Valia-lhe a sua arte, as suas belas criações de madeira, os seus trabalhos encomendados, a companhia da sua esposa, os momentos com os amigos, os passeios com os seus cães. A vida é uma passagem, um caminho em direção ao por do sol e, depressa, José se foi apercebendo disso quando os seus amigos começaram a partir e eram cada vez mais frequentes aquelas cerimónias intermináveis. Até ao dia, em que as pessoas se dirigiam a ele para lhe darem as condolências, também a ele. 
Entrou na sua casa só, sentou-se à sua mesa só e deitou-se na sua cama só. Foi, talvez, aí que começou a envelhecer. José já contava mais de setenta anos e começou lentamente a definhar. Não queria ser um encargo para ninguém pelo que, quando a sua mobilidade se reduziu e os seus problemas começaram, resolveu procurar ajuda sob os protestos da sua Rosinha.  
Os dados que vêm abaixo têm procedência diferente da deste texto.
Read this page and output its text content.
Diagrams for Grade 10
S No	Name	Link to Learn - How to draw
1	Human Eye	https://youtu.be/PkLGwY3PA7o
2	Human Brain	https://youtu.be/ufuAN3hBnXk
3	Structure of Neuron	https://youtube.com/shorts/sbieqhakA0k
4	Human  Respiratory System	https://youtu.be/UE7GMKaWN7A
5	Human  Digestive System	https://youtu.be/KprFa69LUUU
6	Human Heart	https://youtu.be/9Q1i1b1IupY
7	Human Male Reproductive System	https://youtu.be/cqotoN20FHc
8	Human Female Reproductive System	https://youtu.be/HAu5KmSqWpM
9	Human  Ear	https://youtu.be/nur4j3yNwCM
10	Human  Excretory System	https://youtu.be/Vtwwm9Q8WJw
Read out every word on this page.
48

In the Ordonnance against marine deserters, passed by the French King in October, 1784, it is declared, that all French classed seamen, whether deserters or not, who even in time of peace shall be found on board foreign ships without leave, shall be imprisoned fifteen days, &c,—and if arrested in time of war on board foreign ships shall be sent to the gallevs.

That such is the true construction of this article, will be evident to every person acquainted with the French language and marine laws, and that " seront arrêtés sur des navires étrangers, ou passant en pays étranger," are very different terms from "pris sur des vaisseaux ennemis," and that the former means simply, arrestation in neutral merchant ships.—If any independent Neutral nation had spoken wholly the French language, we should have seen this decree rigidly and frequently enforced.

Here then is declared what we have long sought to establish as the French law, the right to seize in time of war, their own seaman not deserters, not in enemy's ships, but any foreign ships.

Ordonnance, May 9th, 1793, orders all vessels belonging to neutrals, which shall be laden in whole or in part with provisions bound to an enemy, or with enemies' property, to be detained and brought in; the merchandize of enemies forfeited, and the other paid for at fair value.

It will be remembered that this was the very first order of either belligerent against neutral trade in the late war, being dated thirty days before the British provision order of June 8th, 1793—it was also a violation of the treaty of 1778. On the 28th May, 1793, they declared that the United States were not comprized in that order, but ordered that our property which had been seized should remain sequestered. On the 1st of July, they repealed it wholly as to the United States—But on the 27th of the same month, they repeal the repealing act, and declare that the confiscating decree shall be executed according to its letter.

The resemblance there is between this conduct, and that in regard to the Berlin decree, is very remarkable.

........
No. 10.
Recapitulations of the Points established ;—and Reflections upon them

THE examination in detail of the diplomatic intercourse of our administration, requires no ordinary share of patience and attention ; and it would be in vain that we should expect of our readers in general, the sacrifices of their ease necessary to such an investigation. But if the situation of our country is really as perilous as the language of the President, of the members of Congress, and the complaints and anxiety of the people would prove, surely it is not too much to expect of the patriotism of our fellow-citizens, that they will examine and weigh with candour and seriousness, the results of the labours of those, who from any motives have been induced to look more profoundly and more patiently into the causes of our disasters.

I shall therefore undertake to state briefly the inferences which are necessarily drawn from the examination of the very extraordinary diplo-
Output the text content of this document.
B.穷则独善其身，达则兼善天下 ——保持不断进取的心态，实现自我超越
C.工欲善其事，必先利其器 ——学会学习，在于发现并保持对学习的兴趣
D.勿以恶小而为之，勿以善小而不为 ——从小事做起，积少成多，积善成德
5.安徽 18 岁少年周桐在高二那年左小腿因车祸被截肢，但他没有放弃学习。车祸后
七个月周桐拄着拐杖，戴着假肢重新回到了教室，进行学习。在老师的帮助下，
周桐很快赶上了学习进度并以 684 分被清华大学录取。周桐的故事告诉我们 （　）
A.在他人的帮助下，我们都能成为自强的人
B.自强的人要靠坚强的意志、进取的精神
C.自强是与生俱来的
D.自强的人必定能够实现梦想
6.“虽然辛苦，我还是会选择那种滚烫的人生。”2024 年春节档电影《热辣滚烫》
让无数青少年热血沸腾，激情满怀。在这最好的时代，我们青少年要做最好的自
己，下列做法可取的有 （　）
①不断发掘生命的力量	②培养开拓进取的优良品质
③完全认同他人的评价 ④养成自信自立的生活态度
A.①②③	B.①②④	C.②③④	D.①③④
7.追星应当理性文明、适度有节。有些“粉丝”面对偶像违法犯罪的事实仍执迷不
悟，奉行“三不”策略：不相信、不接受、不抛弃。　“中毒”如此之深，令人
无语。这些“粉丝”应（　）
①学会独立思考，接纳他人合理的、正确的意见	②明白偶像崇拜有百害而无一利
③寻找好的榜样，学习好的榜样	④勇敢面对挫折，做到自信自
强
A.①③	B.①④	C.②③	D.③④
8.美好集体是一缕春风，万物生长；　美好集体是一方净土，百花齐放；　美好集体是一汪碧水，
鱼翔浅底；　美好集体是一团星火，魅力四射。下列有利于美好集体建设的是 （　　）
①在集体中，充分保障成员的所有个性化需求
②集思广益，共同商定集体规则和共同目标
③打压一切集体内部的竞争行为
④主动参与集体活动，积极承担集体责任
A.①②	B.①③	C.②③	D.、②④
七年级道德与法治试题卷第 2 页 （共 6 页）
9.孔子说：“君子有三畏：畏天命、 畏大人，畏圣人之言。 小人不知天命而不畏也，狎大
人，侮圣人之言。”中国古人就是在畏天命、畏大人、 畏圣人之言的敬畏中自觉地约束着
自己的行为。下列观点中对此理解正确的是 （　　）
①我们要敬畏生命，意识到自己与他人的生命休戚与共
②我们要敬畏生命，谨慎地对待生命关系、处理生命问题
    Encontrara um novo lar, um pouco mais regrado do que estava à espera. Ele que nunca aceitara o poderio de um relógio, que gostava de viver descontraído; agora tinha horas para tudo. Tinha que tomar medicação, tinha que medir a tensão arterial, tinha que ir, regularmente, ao médico; enfim, aquela era a parte menos interessante de todo o processo. No entanto, fizera novas amizades. Encontrara alguém com lucidez para partilhar histórias e emoções e sentava-se calmamente a reviver a sua própria vida. 
    Não estava triste, não culpava ninguém, apenas vivia mais uma fase de uma vida repleta de alegrias, de conquistas, de emoções. E soubera vivê-las, dando valor a si mesmo e a todos quanto o tinham rodeado. Homenageava-os todos, todos os dias, no seu pensamento.